Table 5 Timeline of interventions that impact on mortality and disability outcomes for congenital disorders

Full documentation of survival in the absence of care is available for many severe disorders, because it requires only a short period of observation when life expectancy is short, for example, Trisomy 13 and 18. There are considerable historical data documenting survival to 20 years at different stages in the evolution of care, e.g. the data of Czeizel and Sankaranarayan (1984) (Czeizel and Sankaranarayanan 1984). Observational data on survival up to 20 or 30 years with current standards of optimal care are available for many disorders, including congenital cardiac disorders (Tennant et al. 2010). Longer-term survival data are available for some disorders including Down, Turner and Klinefelter syndromes, oro-facial clefts and haemoglobin disorders (Baird and Sadovnick 1988; Bojesen et al. 2004; Christensen et al. 2004; Frid et al. 2004; Modell et al. 2008; Platt et al. 1994; Price et al. 1986). These and other available observational data are used to estimate the survival in the presence and absence of optimal care (further details are available online (Modell et al. 2017)). One limitation of this approach is that the care received by affected individuals has evolved over time which may affect the application of these data to more recent births.

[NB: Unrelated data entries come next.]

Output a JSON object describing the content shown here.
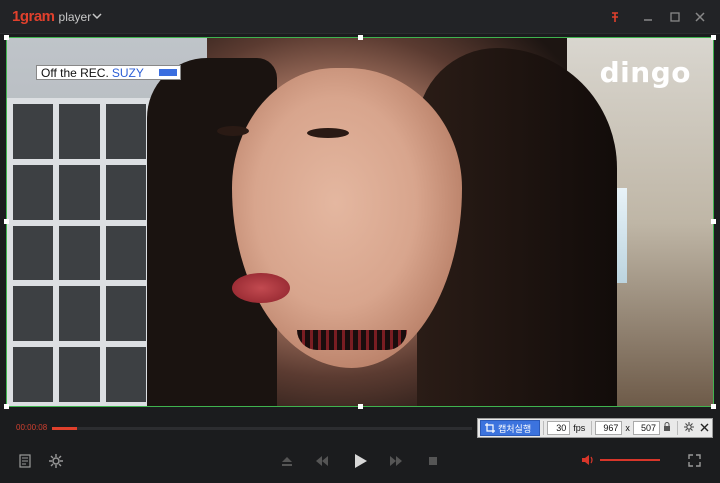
{
  "app": {
    "brand": "1gram",
    "suffix": "player"
  },
  "video": {
    "overlay_title_plain": "Off the REC.",
    "overlay_title_accent": "SUZY",
    "watermark": "dingo"
  },
  "playback": {
    "current_time": "00:00:08",
    "progress_fraction": 0.06
  },
  "capture": {
    "run_label": "캡처실행",
    "fps_value": "30",
    "fps_unit": "fps",
    "width": "967",
    "separator": "x",
    "height": "507"
  },
  "volume": {
    "level_fraction": 1.0
  },
  "colors": {
    "accent": "#e0402c",
    "selection": "#3fb34f",
    "capture_button": "#3c73de"
  }
}
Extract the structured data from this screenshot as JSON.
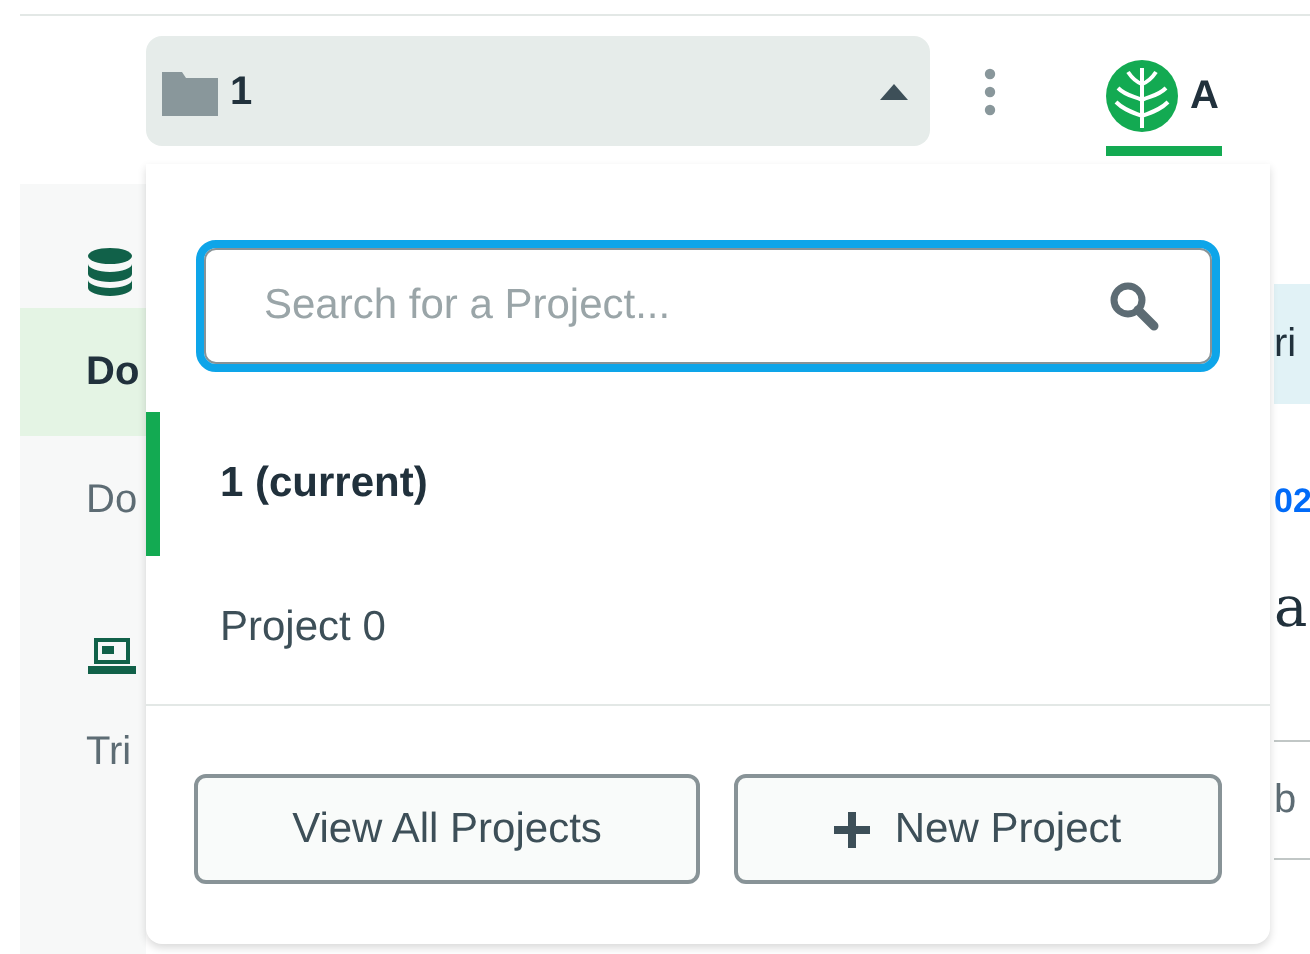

In MGDb, early mortality, disability and cure are all calculated using estimated access to diagnostic and treatment services by the formula described above, and the effectiveness of the intervention on outcomes. The same approach applies for long-term estimates of years of life lost, lived with disability or cure, numbers of living patients and projected effects of policy change.

Conclusion

Congenital disorders are highly diverse in their aetiology and outcomes. Their diagnosis and management therefore requires diverse interventions involving numerous different specialist clinical and genetic services. A large number of interventions, including improving prepregnancy folate status, anti-D for rhesus-negative mothers, prenatal diagnosis with the option of termination of pregnancy where culturally acceptable, or planned delivery, and early diagnosis and treatment have led to a substantial reduction in the burden of congenital disorders in high-income countries over the past 50 years. The largest burden of these disorders therefore currently lies in low- and middle-income countries. However, in the absence of strong diagnostic systems, death and disability due to congenital disorders, even when recorded, may be attributed to other causes, such as infection.

Interventions have a potential to impact on the overall number of affected conceptions, and the distribution of outcomes of these pregnancies, and hence, it is important to consider access to services when assessing overall burden. In the absence of robust observational data, estimates generated using the MGDb methodology can be used to estimate the current baseline prevalence of conditions, and the potential impact of scaling-up a particular intervention (Modell et al. 2017). For example, improved diagnosis and care can extend the survival of children with incurable disorders, leading to an increasing number requiring ongoing care year-on-year. Therefore, countries at all levels of development need to assess their present situation with respect to congenital disorders, and the short- and long-term effects of implementing available interventions on patient numbers and service needs.

Information on current access to packages of care and interventions form an important part of estimation of the overall burden of congenital disorders, and the likely potential impact of investment of resources to scale-up these interventions. Currently, many countries have limited observational data on coverage of care. The methods described in this paper can provide estimates of access to services for countries without data, thus allowing burden estimation of congenital disorders to be undertaken for the purposes of policy and programme planning. However, these estimates rely on numerous assumptions as detailed above. Looking forward, substituting local data on the coverage of access to different interventions as it becomes available will substantially strengthen the MGDb burden estimates.